Cloudflare's Acquisition and the Community's Response

On January 16, 2026, Cloudflare acquired The Astro Technology Company, the team behind the framework, with the explicit commitment to keep it open source. Astro is already used by brands like Unilever, Visa, and NBC News. The acquisition has fueled some suspicion: Rayhan Arif, a WordPress entrepreneur, has suggested a “coordinated campaign” behind the many posts of people leaving WP for Astro, but replies in the Twitter discussion refuted this claim: the movement towards Astro was already underway long before Cloudflare came on the scene.

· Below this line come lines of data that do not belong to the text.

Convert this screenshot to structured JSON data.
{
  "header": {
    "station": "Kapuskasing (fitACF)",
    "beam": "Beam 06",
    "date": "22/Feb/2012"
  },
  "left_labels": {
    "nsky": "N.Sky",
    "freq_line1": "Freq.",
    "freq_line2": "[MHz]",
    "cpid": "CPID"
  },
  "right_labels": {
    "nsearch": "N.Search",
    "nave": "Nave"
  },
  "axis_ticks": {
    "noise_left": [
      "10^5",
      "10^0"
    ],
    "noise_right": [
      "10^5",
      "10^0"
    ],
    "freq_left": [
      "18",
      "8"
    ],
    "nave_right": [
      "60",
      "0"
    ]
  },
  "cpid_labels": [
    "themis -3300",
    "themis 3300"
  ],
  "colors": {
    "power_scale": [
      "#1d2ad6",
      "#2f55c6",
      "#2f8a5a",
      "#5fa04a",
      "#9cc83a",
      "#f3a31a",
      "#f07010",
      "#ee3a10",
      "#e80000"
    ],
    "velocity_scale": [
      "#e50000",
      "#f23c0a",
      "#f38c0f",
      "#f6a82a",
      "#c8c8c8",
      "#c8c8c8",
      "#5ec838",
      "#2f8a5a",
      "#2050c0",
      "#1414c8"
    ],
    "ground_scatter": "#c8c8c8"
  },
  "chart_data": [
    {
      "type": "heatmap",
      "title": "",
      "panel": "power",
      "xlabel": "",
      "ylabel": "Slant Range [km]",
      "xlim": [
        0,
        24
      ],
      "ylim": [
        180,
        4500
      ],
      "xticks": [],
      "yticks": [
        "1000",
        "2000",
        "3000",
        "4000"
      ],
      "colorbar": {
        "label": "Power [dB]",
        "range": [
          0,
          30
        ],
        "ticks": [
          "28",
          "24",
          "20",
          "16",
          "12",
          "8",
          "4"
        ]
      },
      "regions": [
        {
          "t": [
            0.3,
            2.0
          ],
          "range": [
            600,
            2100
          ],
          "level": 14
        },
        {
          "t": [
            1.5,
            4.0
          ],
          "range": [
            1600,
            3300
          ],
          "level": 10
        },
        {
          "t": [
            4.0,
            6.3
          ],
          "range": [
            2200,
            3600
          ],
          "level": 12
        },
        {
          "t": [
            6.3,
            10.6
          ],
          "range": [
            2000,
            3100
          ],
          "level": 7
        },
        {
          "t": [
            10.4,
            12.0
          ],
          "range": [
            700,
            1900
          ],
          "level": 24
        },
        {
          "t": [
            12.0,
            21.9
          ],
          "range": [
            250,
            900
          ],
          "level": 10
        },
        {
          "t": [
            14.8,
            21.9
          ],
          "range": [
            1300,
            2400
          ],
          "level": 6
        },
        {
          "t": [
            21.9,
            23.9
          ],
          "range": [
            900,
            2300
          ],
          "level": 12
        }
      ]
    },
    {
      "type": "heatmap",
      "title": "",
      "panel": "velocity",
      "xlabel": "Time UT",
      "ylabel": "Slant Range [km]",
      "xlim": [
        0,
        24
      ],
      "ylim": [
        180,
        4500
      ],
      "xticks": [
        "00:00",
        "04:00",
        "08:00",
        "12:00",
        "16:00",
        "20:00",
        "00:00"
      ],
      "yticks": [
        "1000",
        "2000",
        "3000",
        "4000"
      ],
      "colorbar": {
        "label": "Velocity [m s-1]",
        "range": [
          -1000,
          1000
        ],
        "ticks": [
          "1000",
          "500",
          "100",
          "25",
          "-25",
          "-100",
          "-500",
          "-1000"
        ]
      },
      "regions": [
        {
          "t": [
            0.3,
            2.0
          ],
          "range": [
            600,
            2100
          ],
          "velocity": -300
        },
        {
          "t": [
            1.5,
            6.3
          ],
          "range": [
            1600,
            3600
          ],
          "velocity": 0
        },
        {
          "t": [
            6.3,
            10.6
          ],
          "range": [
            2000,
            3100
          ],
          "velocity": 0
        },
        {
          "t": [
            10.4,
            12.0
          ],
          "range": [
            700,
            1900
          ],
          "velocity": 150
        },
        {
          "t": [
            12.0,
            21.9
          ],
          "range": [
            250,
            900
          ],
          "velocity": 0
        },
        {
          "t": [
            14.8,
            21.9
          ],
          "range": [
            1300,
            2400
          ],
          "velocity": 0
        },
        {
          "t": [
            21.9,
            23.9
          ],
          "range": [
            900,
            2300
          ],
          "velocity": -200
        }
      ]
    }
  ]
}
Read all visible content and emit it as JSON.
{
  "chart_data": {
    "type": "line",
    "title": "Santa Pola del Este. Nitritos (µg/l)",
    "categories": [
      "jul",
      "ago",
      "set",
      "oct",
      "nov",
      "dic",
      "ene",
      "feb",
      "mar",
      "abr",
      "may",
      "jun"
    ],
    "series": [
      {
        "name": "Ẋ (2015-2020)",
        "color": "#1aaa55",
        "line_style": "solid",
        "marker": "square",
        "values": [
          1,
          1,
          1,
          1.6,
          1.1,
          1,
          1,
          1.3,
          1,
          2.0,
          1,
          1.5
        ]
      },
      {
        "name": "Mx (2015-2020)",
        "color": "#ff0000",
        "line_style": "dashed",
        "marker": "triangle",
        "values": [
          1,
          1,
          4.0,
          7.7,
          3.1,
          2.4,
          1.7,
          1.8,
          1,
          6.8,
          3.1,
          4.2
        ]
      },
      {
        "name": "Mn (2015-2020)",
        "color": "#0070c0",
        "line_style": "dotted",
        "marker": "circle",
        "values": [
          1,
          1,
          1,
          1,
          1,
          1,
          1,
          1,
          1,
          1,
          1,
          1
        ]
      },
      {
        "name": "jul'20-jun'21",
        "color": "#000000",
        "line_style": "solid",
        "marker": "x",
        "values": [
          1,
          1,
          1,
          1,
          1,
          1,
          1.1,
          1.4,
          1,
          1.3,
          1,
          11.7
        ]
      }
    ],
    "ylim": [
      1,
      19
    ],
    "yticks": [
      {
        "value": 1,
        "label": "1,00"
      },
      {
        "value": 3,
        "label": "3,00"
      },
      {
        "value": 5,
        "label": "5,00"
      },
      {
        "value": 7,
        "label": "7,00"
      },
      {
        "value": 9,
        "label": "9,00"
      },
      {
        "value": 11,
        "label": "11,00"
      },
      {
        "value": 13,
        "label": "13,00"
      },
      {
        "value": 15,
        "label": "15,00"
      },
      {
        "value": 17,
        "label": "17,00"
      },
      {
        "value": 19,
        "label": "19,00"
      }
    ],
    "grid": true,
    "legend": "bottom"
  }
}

You’re probably wrong if you think it’s Cloudflare who's behind it. This happened way before Cloudflare acquired Astro or created EmDash – Tommy J. Vedvik (@tommyvedvik)
May 4, 2026

That said, WordPress is not standing still. Version 7.0 introduces a native AI infrastructure designed for the entire ecosystem: the Abilities API (already in WordPress 6.9) allows plugins and themes to register their functionalities in a format readable by AI systems; the MCP Adapter translates these capabilities into Anthropic's Model Context Protocol; the new WP AI Client offers a provider-agnostic layer to call AI models directly from the core. The idea is that the huge ecosystem of plugins and themes in WordPress can become the ground on which to build AI features that no other CMS will match in breadth.

The game is not yet over. Astro is growing rapidly and has the wind at its back, but it covers a specific niche: predominantly static sites, technical teams, code-first workflows. WordPress 7.0, with its AI infrastructure, aims to remain the default choice for editorial teams, e-commerce, and anyone who needs large-scale non-technical editing. The real structural change is that for the first time in twenty years, the answer to the question “how do I build a site?” is no longer automatically “I install WordPress.”